As you said, the new state is $|\psi\rangle_\mathrm{dead}$, so if you were to look into the box again, you'd always find the cat is dead. There's no chance of finding the cat alive because the state has no component in the $|\psi\rangle_\mathrm{alive}$ direction.

 

[IHateMayonnaise]

As you said, the new state is $|\psi\rangle_\mathrm{dead}$, so if you were to look into the box again, you'd always find the cat is dead. There's no chance of finding the cat alive because the state has no component in the $|\psi\rangle_\mathrm{alive}$ direction.

Perhaps my perception of QM is askew but my understanding was that this was not the case. If the cat were a particle and I happened to measure spin up, to me what you're saying is that it will always be spin up with certainty for subsequent measurements. This cannot be; if for no other reason Heisenberg's principle would be violated.

 

[vela]

Yes, you will always find the spin to be up. (For simplicity, I'm assuming that spin-up is an energy eigenstate, so as the system evolves in time, it remains in that state.)

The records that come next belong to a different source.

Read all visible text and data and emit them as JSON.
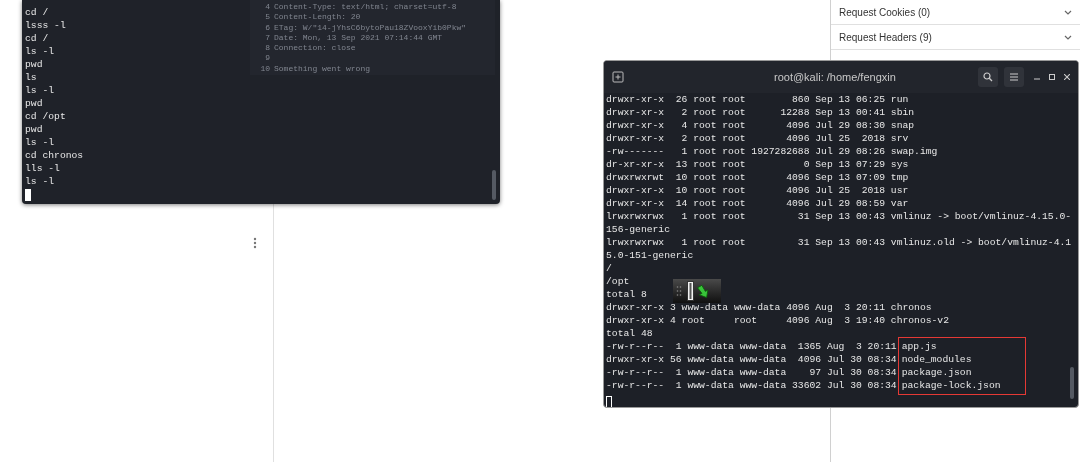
{
  "left_terminal": {
    "lines": [
      "cd /",
      "lsss -l",
      "cd /",
      "ls -l",
      "pwd",
      "ls",
      "ls -l",
      "pwd",
      "cd /opt",
      "pwd",
      "ls -l",
      "cd chronos",
      "lls -l",
      "ls -l"
    ],
    "background_code": [
      {
        "number": "4",
        "text": "Content-Type: text/html; charset=utf-8"
      },
      {
        "number": "5",
        "text": "Content-Length: 20"
      },
      {
        "number": "6",
        "text": "ETag: W/\"14-jYhsC6bytoPau18ZVooxYib0Pkw\""
      },
      {
        "number": "7",
        "text": "Date: Mon, 13 Sep 2021 07:14:44 GMT"
      },
      {
        "number": "8",
        "text": "Connection: close"
      },
      {
        "number": "9"
      },
      {
        "number": "10",
        "text": "Something went wrong"
      }
    ]
  },
  "side_panel": {
    "sections": [
      {
        "label": "Request Cookies (0)"
      },
      {
        "label": "Request Headers (9)"
      }
    ]
  },
  "terminal": {
    "title": "root@kali: /home/fengxin",
    "lines": [
      "drwxr-xr-x  26 root root        860 Sep 13 06:25 run",
      "drwxr-xr-x   2 root root      12288 Sep 13 00:41 sbin",
      "drwxr-xr-x   4 root root       4096 Jul 29 08:30 snap",
      "drwxr-xr-x   2 root root       4096 Jul 25  2018 srv",
      "-rw-------   1 root root 1927282688 Jul 29 08:26 swap.img",
      "dr-xr-xr-x  13 root root          0 Sep 13 07:29 sys",
      "drwxrwxrwt  10 root root       4096 Sep 13 07:09 tmp",
      "drwxr-xr-x  10 root root       4096 Jul 25  2018 usr",
      "drwxr-xr-x  14 root root       4096 Jul 29 08:59 var",
      "lrwxrwxrwx   1 root root         31 Sep 13 00:43 vmlinuz -> boot/vmlinuz-4.15.0-",
      "156-generic",
      "lrwxrwxrwx   1 root root         31 Sep 13 00:43 vmlinuz.old -> boot/vmlinuz-4.1",
      "5.0-151-generic",
      "/",
      "/opt",
      "total 8",
      "drwxr-xr-x 3 www-data www-data 4096 Aug  3 20:11 chronos",
      "drwxr-xr-x 4 root     root     4096 Aug  3 19:40 chronos-v2",
      "total 48"
    ],
    "listing": [
      {
        "meta": "-rw-r--r--  1 www-data www-data  1365 Aug  3 20:11",
        "name": "app.js"
      },
      {
        "meta": "drwxr-xr-x 56 www-data www-data  4096 Jul 30 08:34",
        "name": "node_modules"
      },
      {
        "meta": "-rw-r--r--  1 www-data www-data    97 Jul 30 08:34",
        "name": "package.json"
      },
      {
        "meta": "-rw-r--r--  1 www-data www-data 33602 Jul 30 08:34",
        "name": "package-lock.json"
      }
    ]
  }
}
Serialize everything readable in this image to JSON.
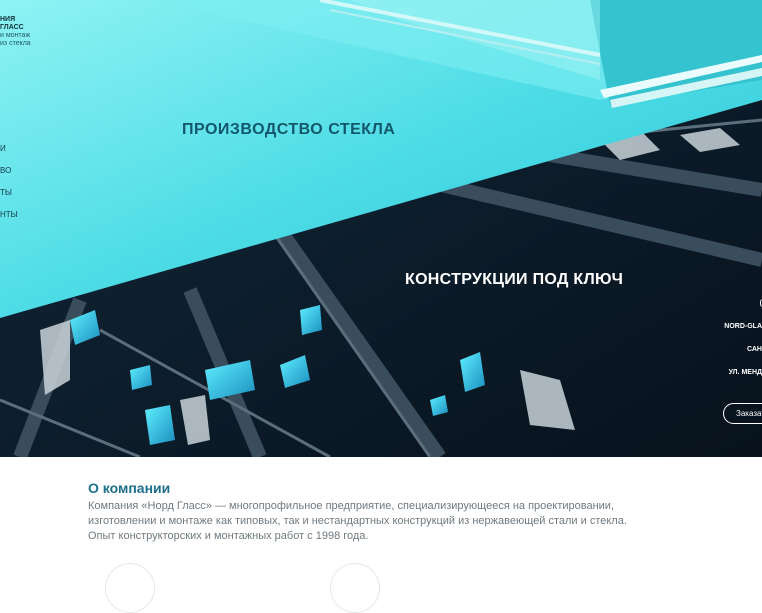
{
  "brand": {
    "name": "НИЯ\nГЛАСС",
    "tagline": "и монтаж\nиз стекла"
  },
  "nav": {
    "items": [
      "И",
      "ВО",
      "ТЫ",
      "НТЫ"
    ]
  },
  "hero": {
    "slide1_title": "ПРОИЗВОДСТВО СТЕКЛА",
    "slide2_title": "КОНСТРУКЦИИ ПОД КЛЮЧ"
  },
  "contacts": {
    "line1": "(",
    "line2": "NORD-GLA",
    "line3": "САН",
    "line4": "УЛ. МЕНД",
    "order_button": "Заказат"
  },
  "about": {
    "title": "О компании",
    "text": "Компания «Норд Гласс» — многопрофильное предприятие, специализирующееся на проектировании, изготовлении и монтаже как типовых, так и нестандартных конструкций из нержавеющей стали и стекла. Опыт конструкторских и монтажных работ с 1998 года."
  },
  "colors": {
    "teal_light": "#6ee8ee",
    "teal_dark": "#2bc4cf",
    "navy": "#0d1b26",
    "accent_text": "#1d6f8c"
  }
}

The uncertainty principle tells you about how pairs of non-commuting observables are related. You can make the uncertainty in one variable as small as you want, but that will mean the uncertainty in the other variable must grow larger.

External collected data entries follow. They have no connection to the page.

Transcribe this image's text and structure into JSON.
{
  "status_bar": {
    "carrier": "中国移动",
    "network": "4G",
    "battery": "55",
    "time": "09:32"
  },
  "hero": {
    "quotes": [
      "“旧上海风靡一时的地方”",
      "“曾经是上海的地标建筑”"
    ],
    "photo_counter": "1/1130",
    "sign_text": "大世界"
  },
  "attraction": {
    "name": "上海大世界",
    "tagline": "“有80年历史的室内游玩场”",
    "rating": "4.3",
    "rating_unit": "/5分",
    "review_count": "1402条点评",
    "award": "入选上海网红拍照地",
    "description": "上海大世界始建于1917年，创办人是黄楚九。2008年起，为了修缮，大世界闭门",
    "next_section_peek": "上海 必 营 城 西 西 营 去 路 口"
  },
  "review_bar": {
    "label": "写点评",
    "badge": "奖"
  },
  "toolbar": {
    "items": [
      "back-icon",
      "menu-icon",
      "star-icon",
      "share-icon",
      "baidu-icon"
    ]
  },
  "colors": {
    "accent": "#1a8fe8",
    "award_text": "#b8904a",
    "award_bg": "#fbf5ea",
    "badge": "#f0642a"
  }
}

If you think about it, you have the same situation with energy and time. You have the uncertainty principle for that pair that says $\Delta E \Delta t \ge \hbar/2$, yet according to the Schrodinger equation, the system will remain in an energy eigenstate as it evolves in time.

 

[IHateMayonnaise]

Yes, you will always find the spin to be up. (For simplicity, I'm assuming that spin-up is an energy eigenstate, so as the system evolves in time, it remains in that state.)

The uncertainty principle tells you about how pairs of non-commuting observables are related. You can make the uncertainty in one variable as small as you want, but that will mean the uncertainty in the other variable must grow larger.

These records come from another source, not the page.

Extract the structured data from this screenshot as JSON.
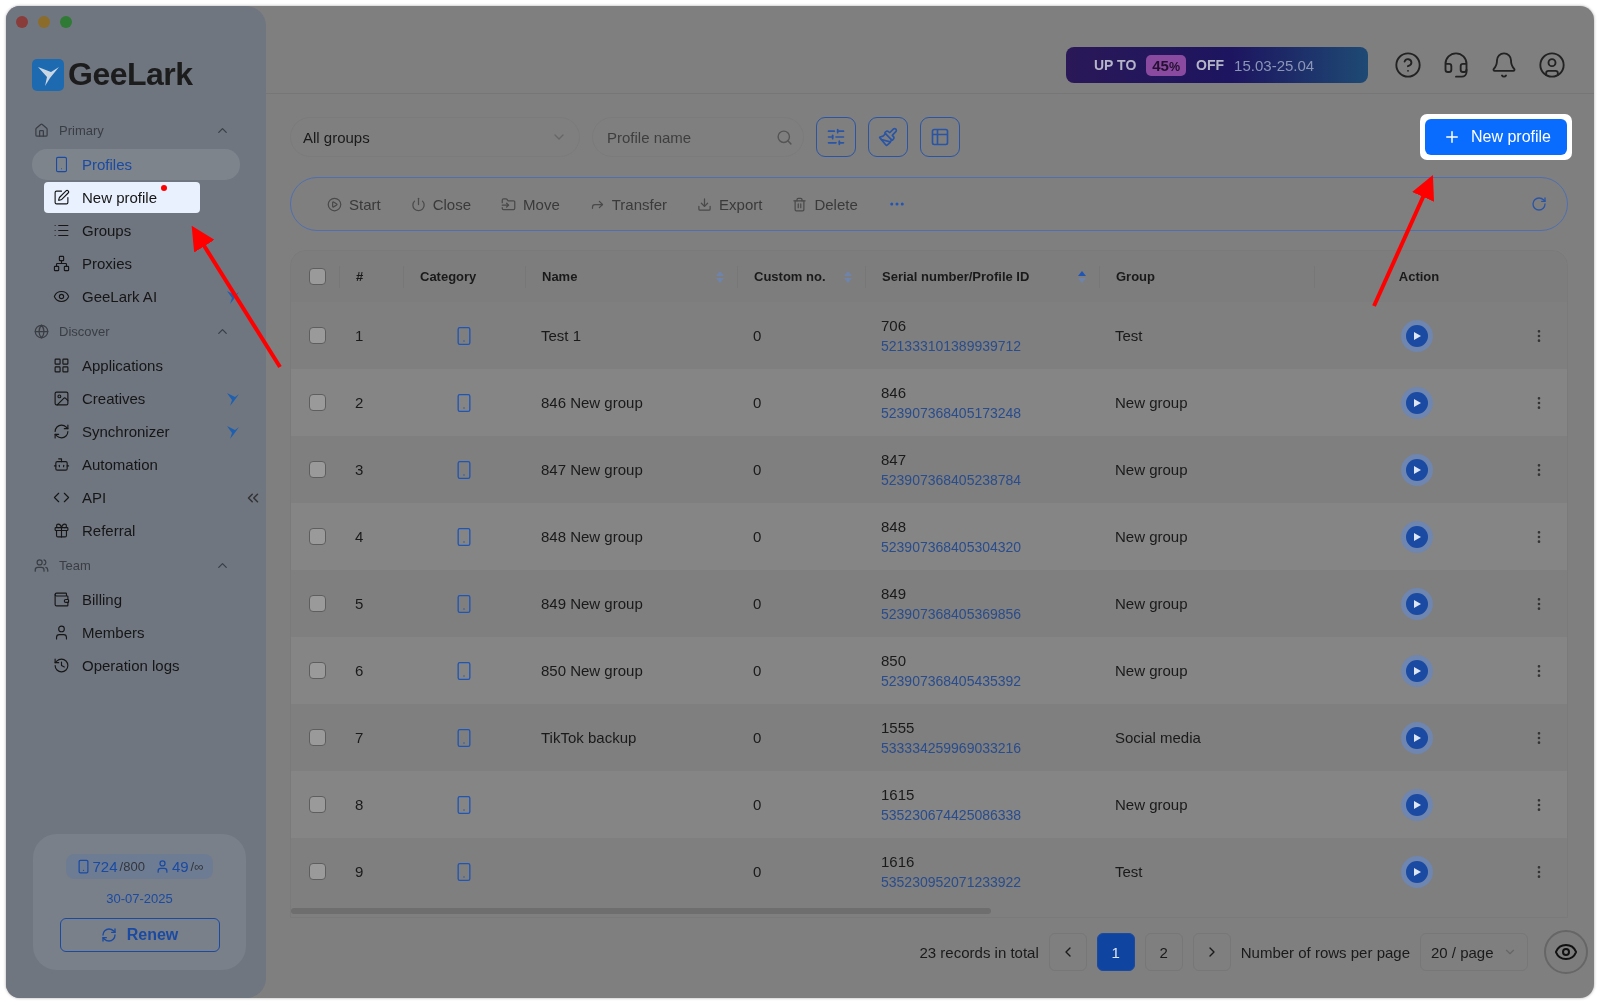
{
  "logo": "GeeLark",
  "sidebar": {
    "sections": [
      {
        "title": "Primary",
        "expanded": true,
        "items": [
          {
            "label": "Profiles",
            "selected": true,
            "highlighted": false,
            "dot": false,
            "badge": false
          },
          {
            "label": "New profile",
            "selected": false,
            "highlighted": true,
            "dot": true,
            "badge": false
          },
          {
            "label": "Groups",
            "selected": false,
            "highlighted": false,
            "dot": false,
            "badge": false
          },
          {
            "label": "Proxies",
            "selected": false,
            "highlighted": false,
            "dot": false,
            "badge": false
          },
          {
            "label": "GeeLark AI",
            "selected": false,
            "highlighted": false,
            "dot": false,
            "badge": true
          }
        ]
      },
      {
        "title": "Discover",
        "expanded": true,
        "items": [
          {
            "label": "Applications",
            "selected": false,
            "highlighted": false,
            "dot": false,
            "badge": false
          },
          {
            "label": "Creatives",
            "selected": false,
            "highlighted": false,
            "dot": false,
            "badge": true
          },
          {
            "label": "Synchronizer",
            "selected": false,
            "highlighted": false,
            "dot": false,
            "badge": true
          },
          {
            "label": "Automation",
            "selected": false,
            "highlighted": false,
            "dot": false,
            "badge": false
          },
          {
            "label": "API",
            "selected": false,
            "highlighted": false,
            "dot": false,
            "badge": false
          },
          {
            "label": "Referral",
            "selected": false,
            "highlighted": false,
            "dot": false,
            "badge": false
          }
        ]
      },
      {
        "title": "Team",
        "expanded": true,
        "items": [
          {
            "label": "Billing",
            "selected": false,
            "highlighted": false,
            "dot": false,
            "badge": false
          },
          {
            "label": "Members",
            "selected": false,
            "highlighted": false,
            "dot": false,
            "badge": false
          },
          {
            "label": "Operation logs",
            "selected": false,
            "highlighted": false,
            "dot": false,
            "badge": false
          }
        ]
      }
    ],
    "usage": {
      "profiles_used": "724",
      "profiles_total": "/800",
      "members_used": "49",
      "members_total": "/∞",
      "expiry": "30-07-2025",
      "renew": "Renew"
    }
  },
  "promo": {
    "prefix": "UP TO",
    "discount": "45",
    "percent": "%",
    "suffix": "OFF",
    "dates": "15.03-25.04"
  },
  "toolbar": {
    "group_select": "All groups",
    "search_placeholder": "Profile name",
    "new_button": "New profile",
    "new_button_highlighted": true
  },
  "actions": [
    {
      "label": "Start",
      "disabled": true
    },
    {
      "label": "Close",
      "disabled": true
    },
    {
      "label": "Move",
      "disabled": true
    },
    {
      "label": "Transfer",
      "disabled": true
    },
    {
      "label": "Export",
      "disabled": true
    },
    {
      "label": "Delete",
      "disabled": true
    }
  ],
  "table": {
    "select_all_checked": false,
    "columns": [
      {
        "label": "#",
        "sortable": false
      },
      {
        "label": "Category",
        "sortable": false
      },
      {
        "label": "Name",
        "sortable": true,
        "sorted": false
      },
      {
        "label": "Custom no.",
        "sortable": true,
        "sorted": false
      },
      {
        "label": "Serial number/Profile ID",
        "sortable": true,
        "sorted": true
      },
      {
        "label": "Group",
        "sortable": false
      },
      {
        "label": "Action",
        "sortable": false
      }
    ],
    "rows": [
      {
        "index": "1",
        "name": "Test 1",
        "custom_no": "0",
        "serial": "706",
        "profile_id": "521333101389939712",
        "group": "Test",
        "checked": false
      },
      {
        "index": "2",
        "name": "846 New group",
        "custom_no": "0",
        "serial": "846",
        "profile_id": "523907368405173248",
        "group": "New group",
        "checked": false
      },
      {
        "index": "3",
        "name": "847 New group",
        "custom_no": "0",
        "serial": "847",
        "profile_id": "523907368405238784",
        "group": "New group",
        "checked": false
      },
      {
        "index": "4",
        "name": "848 New group",
        "custom_no": "0",
        "serial": "848",
        "profile_id": "523907368405304320",
        "group": "New group",
        "checked": false
      },
      {
        "index": "5",
        "name": "849 New group",
        "custom_no": "0",
        "serial": "849",
        "profile_id": "523907368405369856",
        "group": "New group",
        "checked": false
      },
      {
        "index": "6",
        "name": "850 New group",
        "custom_no": "0",
        "serial": "850",
        "profile_id": "523907368405435392",
        "group": "New group",
        "checked": false
      },
      {
        "index": "7",
        "name": "TikTok backup",
        "custom_no": "0",
        "serial": "1555",
        "profile_id": "533334259969033216",
        "group": "Social media",
        "checked": false
      },
      {
        "index": "8",
        "custom_no": "0",
        "serial": "1615",
        "profile_id": "535230674425086338",
        "group": "New group",
        "checked": false
      },
      {
        "index": "9",
        "custom_no": "0",
        "serial": "1616",
        "profile_id": "535230952071233922",
        "group": "Test",
        "checked": false
      }
    ]
  },
  "pagination": {
    "total": "23 records in total",
    "pages": [
      {
        "label": "1",
        "selected": true
      },
      {
        "label": "2",
        "selected": false
      }
    ],
    "rows_label": "Number of rows per page",
    "page_size": "20 / page"
  }
}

If you think about it, you have the same situation with energy and time. You have the uncertainty principle for that pair that says $\Delta E \Delta t \ge \hbar/2$, yet according to the Schrodinger equation, the system will remain in an energy eigenstate as it evolves in time.

Ah; silly silly me. Sort of like successive Stern-Gerlach apparatus. If the same observable is measured, it should return the same result. In this case the new state would be


$$\lvert \psi \rangle = R_{21} Y_1^0 \chi_+$$

Is this correct? Anyway, later on in the problem (part c) it asks to do the same thing as in

However, the problem asks to do the same thing for Sx. For this, being after the original measurement of Sz with a result of $\hbar/2$, would my part c) still be correct?

Thanks for all your help!

 

[vela]

Ah; silly silly me. Sort of like successive Stern-Gerlach apparatus. If the same observable is measured, it should return the same result. In this case the new state would be$$\lvert \psi \rangle = R_{21} Y_1^0 \chi_+$$

Is this correct?

Yes.

Anyway, later on in the problem (part c) it asks to do the same thing as in

However, the problem asks to do the same thing for Sx. For this, being after the original measurement of Sz with a result of $\hbar/2$, would my part c) still be correct?

Thanks for all your help!

I think the question is asking you to do the same thing using S_x starting from the same initial state, not the state after the measurement of S_z.

If my interpretation is the correct one, the work you have up there is fine. If you want to do it the other way, just do the same thing using the state after wave function collapse in your calculations.